There's two possible issues:
- The cast may be subject to alignment restrictions.
- Reading or writing through the result of the cast is subject to the strict aliasing rule.
For part 1, it's implementation-defined whether a platform has alignment requirements. Consult the compiler documentation and it must say whether such restrictions exist. If they do, then it is undefined behaviour if the pointer you cast is not correctly aligned for the type pointed to by the target of the cast.
For part 2, you need to understand the strict aliasing rule. See this thread for a Standard quote plus various forms of introduction.
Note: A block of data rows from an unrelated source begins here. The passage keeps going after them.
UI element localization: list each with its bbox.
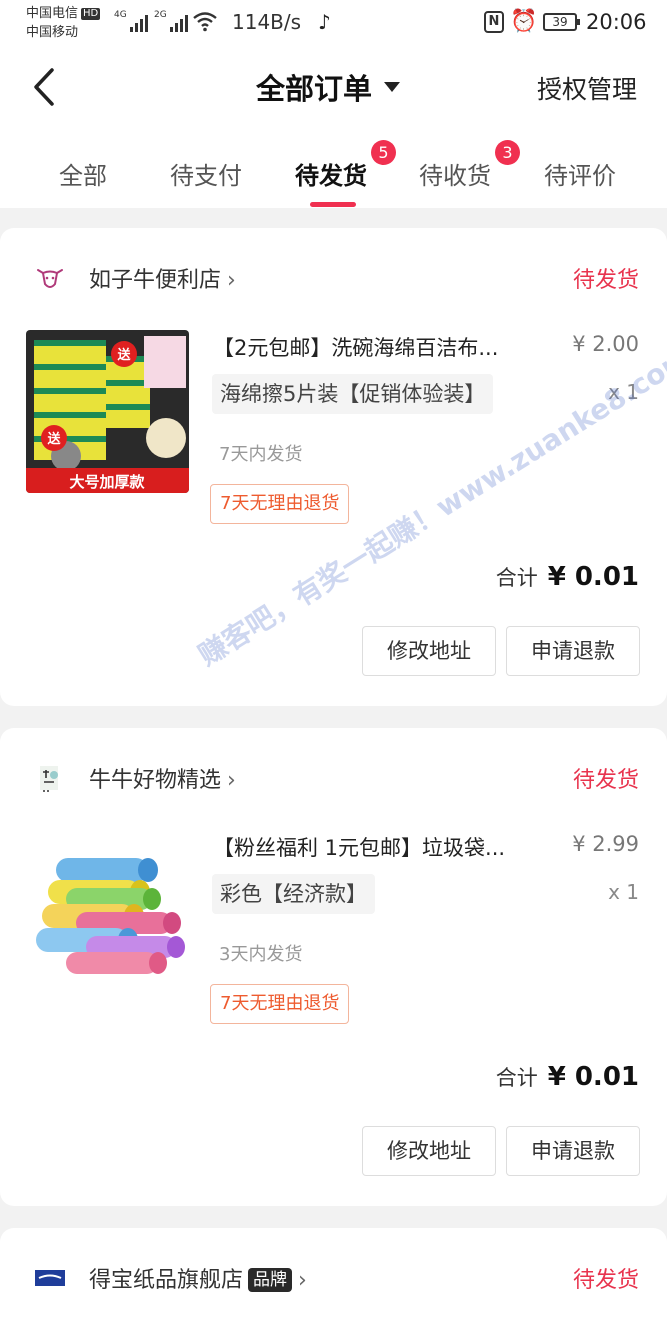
shipping-time: 3天内发货 — [219, 944, 303, 965]
brand-badge: 品牌 — [248, 1268, 293, 1292]
thumb-gift-tag: 送 — [116, 347, 131, 363]
shipping-time: 7天内发货 — [219, 444, 303, 465]
request-refund-button[interactable]: 申请退款 — [506, 1126, 640, 1176]
modify-address-button[interactable]: 修改地址 — [362, 626, 496, 676]
product-title[interactable]: 【2元包邮】洗碗海绵百洁布... — [213, 332, 543, 362]
carrier-info: 中国电信 HD 中国移动 — [26, 4, 101, 42]
order-card: 牛牛好物精选 › 待发货 【粉丝福利 1元包邮】垃圾袋... ¥ 2.99 彩色【… — [0, 728, 667, 1206]
tempo-logo-icon — [35, 1270, 65, 1286]
product-price: ¥ 2.99 — [572, 832, 639, 856]
caret-down-icon — [384, 82, 401, 92]
tab-badge-shipment: 5 — [371, 140, 396, 165]
tab-pending-payment[interactable]: 待支付 — [170, 156, 242, 191]
alarm-icon: ⏰ — [510, 9, 538, 34]
battery-level: 39 — [552, 15, 568, 29]
order-card: 如子牛便利店 › 待发货 送 送 大号加厚款 【2元包邮】洗碗海绵百洁布... ¥… — [0, 228, 667, 706]
nfc-icon: N — [484, 11, 504, 33]
tab-all[interactable]: 全部 — [59, 156, 107, 191]
auth-manage-button[interactable]: 授权管理 — [537, 70, 637, 106]
chevron-left-icon[interactable] — [24, 62, 68, 112]
order-card: 得宝纸品旗舰店 品牌 › 待发货 — [0, 1228, 667, 1334]
chevron-right-icon: › — [227, 768, 236, 793]
shop-name-text: 得宝纸品旗舰店 — [89, 1268, 244, 1293]
chevron-right-icon: › — [298, 1268, 307, 1293]
active-tab-indicator — [310, 202, 356, 207]
shop-name[interactable]: 得宝纸品旗舰店 品牌 › — [89, 1262, 307, 1294]
thumb-caption: 大号加厚款 — [69, 473, 145, 491]
total-amount: ¥ 0.01 — [547, 1062, 639, 1092]
signal-icon: 4G — [114, 10, 148, 32]
request-refund-button[interactable]: 申请退款 — [506, 626, 640, 676]
tab-pending-receipt[interactable]: 待收货 — [419, 156, 491, 191]
shop-row[interactable]: 牛牛好物精选 › 待发货 — [0, 760, 667, 796]
tab-badge-receipt: 3 — [495, 140, 520, 165]
product-sku: 彩色【经济款】 — [212, 874, 375, 914]
wifi-icon — [193, 12, 217, 32]
order-total: 合计 ¥ 0.01 — [496, 562, 639, 592]
product-sku: 海绵擦5片装【促销体验装】 — [212, 374, 494, 414]
order-status: 待发货 — [572, 768, 639, 793]
product-thumbnail-trash-bags[interactable] — [26, 830, 189, 993]
return-policy-tag: 7天无理由退货 — [210, 484, 350, 524]
total-label: 合计 — [495, 566, 538, 590]
tiktok-icon: ♪ — [318, 10, 331, 34]
tab-pending-shipment[interactable]: 待发货 — [295, 156, 367, 191]
order-total: 合计 ¥ 0.01 — [496, 1062, 639, 1092]
product-quantity: x 1 — [608, 380, 639, 404]
signal-icon: 2G — [154, 10, 188, 32]
chevron-right-icon: › — [227, 268, 236, 293]
title-dropdown[interactable]: 全部订单 — [256, 66, 401, 108]
order-status: 待发货 — [572, 1268, 639, 1293]
network-type-2: 2G — [154, 10, 167, 20]
app-header: 全部订单 授权管理 — [0, 46, 667, 128]
shop-name-text: 牛牛好物精选 — [89, 768, 222, 793]
total-label: 合计 — [495, 1066, 538, 1090]
shop-name-text: 如子牛便利店 — [89, 268, 222, 293]
total-amount: ¥ 0.01 — [547, 562, 639, 592]
carrier-1: 中国电信 — [26, 6, 79, 21]
carrier-2: 中国移动 — [26, 25, 79, 40]
shop-row[interactable]: 得宝纸品旗舰店 品牌 › 待发货 — [0, 1260, 667, 1296]
modify-address-button[interactable]: 修改地址 — [362, 1126, 496, 1176]
shop-row[interactable]: 如子牛便利店 › 待发货 — [0, 260, 667, 296]
tab-pending-review[interactable]: 待评价 — [544, 156, 616, 191]
page-title: 全部订单 — [256, 72, 373, 106]
status-bar: 中国电信 HD 中国移动 4G 2G 114B/s ♪ N ⏰ 39 20:06 — [0, 0, 667, 46]
return-policy-tag: 7天无理由退货 — [210, 984, 350, 1024]
shop-name[interactable]: 牛牛好物精选 › — [89, 762, 236, 794]
battery-icon: 39 — [543, 13, 580, 31]
product-thumbnail-sponge[interactable]: 送 送 大号加厚款 — [26, 330, 189, 493]
product-quantity: x 1 — [608, 880, 639, 904]
network-speed: 114B/s — [232, 10, 302, 34]
cow-logo-icon — [37, 269, 63, 288]
shop-name[interactable]: 如子牛便利店 › — [89, 262, 236, 294]
clock: 20:06 — [586, 10, 647, 34]
network-type-1: 4G — [114, 10, 127, 20]
thumb-gift-tag: 送 — [46, 431, 61, 447]
shop-logo-icon — [40, 766, 58, 792]
order-status: 待发货 — [572, 268, 639, 293]
product-title[interactable]: 【粉丝福利 1元包邮】垃圾袋... — [213, 832, 543, 862]
order-tabs: 全部 待支付 待发货 5 待收货 3 待评价 — [0, 128, 667, 208]
hd-badge: HD — [81, 8, 101, 20]
product-price: ¥ 2.00 — [572, 332, 639, 356]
My answer from hereon in only refers to working in dynamically allocated space. A problem would occur if data was read and written via different types where the type doing the reading is not allowed to alias the type that did the writing:
uint16_t *buf = malloc(50);
((char *)buf)[0] = 'a';
((char *)buf)[1] = 'b';
*buf; // undefined behaviour
So to answer your question, you need to know how the data was written.
In the case of fread
, the standard (C11 7.21.8.1/2) specifies that it writes as if there were a series of assignments to unsigned char
characters. So it would be undefined behaviour to fread
into a malloc'd buffer and then read via a uint16_t
expression.
The mmap
function is not part of the C Standard. So the standard doesn't cover what would happen if you read out of mmap
'd space before writing into it. But I would say that if you write into such space and then read from the same address, then the strict aliasing rule would apply.
Some compilers have switches or pragmas to "disable strict aliasing" , meaning that they will compile the code as if all aliasing was permitted. If you want to use coding techniques that violate the strict aliasing rule then it would be a good idea to use such switches for that code.